No passado dia 12 do mês de Março de 2005, fui surpreendido pela visita de um homem macilento, sombrio que se identificou como sendo Manuel Maria Barbosa e que desejava que lhe fizesse uma medalha comemorativa da sua morte. Vinha enrolado numa capa de cor escura, que o tapava quase totalmente Após uma troca de olhares de análise mútua, convidei-o a entrar. Sentou-se de imediato, pedindo-me desculpa pelo atrevimento. Notei que estava cansado, mesmo que aparentasse alguma juventude; a respiração fazia-se com certa dificuldade; a fineza dos seus gestos denunciava uma certa ascendência talvez "enobrecida pelas armas".

Após uma longa pausa, perguntei-lhe como me tinha encontrado. Respondeu-me de forma firme e sem dúvidas:

- Vi algumas das suas medalhas que me deixaram encantado, pela subtileza da modelação e gosto particularmente, da relação que faz, entre as duas faces; assim como aprecio as patines que utiliza... sabe, sempre me interessaram, estes pequenos objectos de comunicação; considero-os, pequenos poemas metálicos, que utilizam uma métrica própria e que expressam de forma contida, um acontecimento ou anunciam uma comemoração. A medalha portuguesa, que se fazia no meu tempo, era muito influenciada, pelos, estrangeiros que trabalhavam para cá.

Aproveitei a pausa, que fez para respirar e tossir, e disse-lhe: talvez fosse interessante apostar nos jovens artistas, os quais, o poderiam servir de modo mais inovador... não me deixou acabar, retorquindo imediatamente:
- Quando é que deixa de tapar aquilo, que os nossos olhos apreciam e tocam, sem ser necessário usar as mãos.

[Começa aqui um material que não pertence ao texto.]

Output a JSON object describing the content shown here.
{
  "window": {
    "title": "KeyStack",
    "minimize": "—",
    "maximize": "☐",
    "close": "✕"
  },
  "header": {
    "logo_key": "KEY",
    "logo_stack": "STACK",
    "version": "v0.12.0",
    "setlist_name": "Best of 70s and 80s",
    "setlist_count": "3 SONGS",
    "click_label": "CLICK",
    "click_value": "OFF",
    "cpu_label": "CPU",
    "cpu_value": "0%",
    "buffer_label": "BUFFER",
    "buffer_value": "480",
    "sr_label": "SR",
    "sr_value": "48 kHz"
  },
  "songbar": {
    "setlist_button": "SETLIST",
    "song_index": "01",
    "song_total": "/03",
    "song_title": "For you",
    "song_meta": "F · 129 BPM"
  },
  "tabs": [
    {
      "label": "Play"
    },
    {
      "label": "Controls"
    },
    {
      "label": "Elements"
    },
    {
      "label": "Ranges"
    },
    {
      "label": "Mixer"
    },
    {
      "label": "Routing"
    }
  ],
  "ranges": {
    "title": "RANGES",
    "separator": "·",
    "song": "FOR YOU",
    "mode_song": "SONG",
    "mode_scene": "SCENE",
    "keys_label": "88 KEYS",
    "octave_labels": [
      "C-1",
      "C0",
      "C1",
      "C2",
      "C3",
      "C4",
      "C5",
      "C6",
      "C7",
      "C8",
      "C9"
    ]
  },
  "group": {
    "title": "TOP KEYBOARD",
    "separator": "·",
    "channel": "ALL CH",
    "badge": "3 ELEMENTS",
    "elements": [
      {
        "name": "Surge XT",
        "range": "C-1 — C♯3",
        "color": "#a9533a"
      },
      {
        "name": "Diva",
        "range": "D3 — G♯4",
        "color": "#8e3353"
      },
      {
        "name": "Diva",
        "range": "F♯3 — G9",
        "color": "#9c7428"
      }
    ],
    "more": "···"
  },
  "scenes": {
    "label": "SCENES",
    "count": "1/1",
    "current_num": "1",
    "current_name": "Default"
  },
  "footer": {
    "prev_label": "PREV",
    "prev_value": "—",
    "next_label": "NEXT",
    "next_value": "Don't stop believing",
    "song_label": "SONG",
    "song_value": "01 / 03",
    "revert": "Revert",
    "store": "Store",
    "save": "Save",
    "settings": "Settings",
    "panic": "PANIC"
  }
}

Quando o silêncio da surpresa se me apagou, deixei escapar - aceito a tarefa. De imediato o desconhecido visitante saiu de rompante, murmurando desculpas e dizendo que voltava. Fiquei sem saber como o contactar.

O tal personagem voltou e queria ver o que já teria feito. A energia momentânea que usou foi grande - tirou a capa que o envolvia, deixando ver através da indumentária, que era uma personagem com história, mesmo que se vestisse pobremente - o calção estava muito coçado e os sapatos cambados, tinham fivela barata.

Sobre o meu trabalho, acalmei o visitante dizendo-lhe que se não se importasse. Gostaria de saber quem ele era efectivamente, a fim de que pudesse a ter dados reais, para organizar o meu pensamento.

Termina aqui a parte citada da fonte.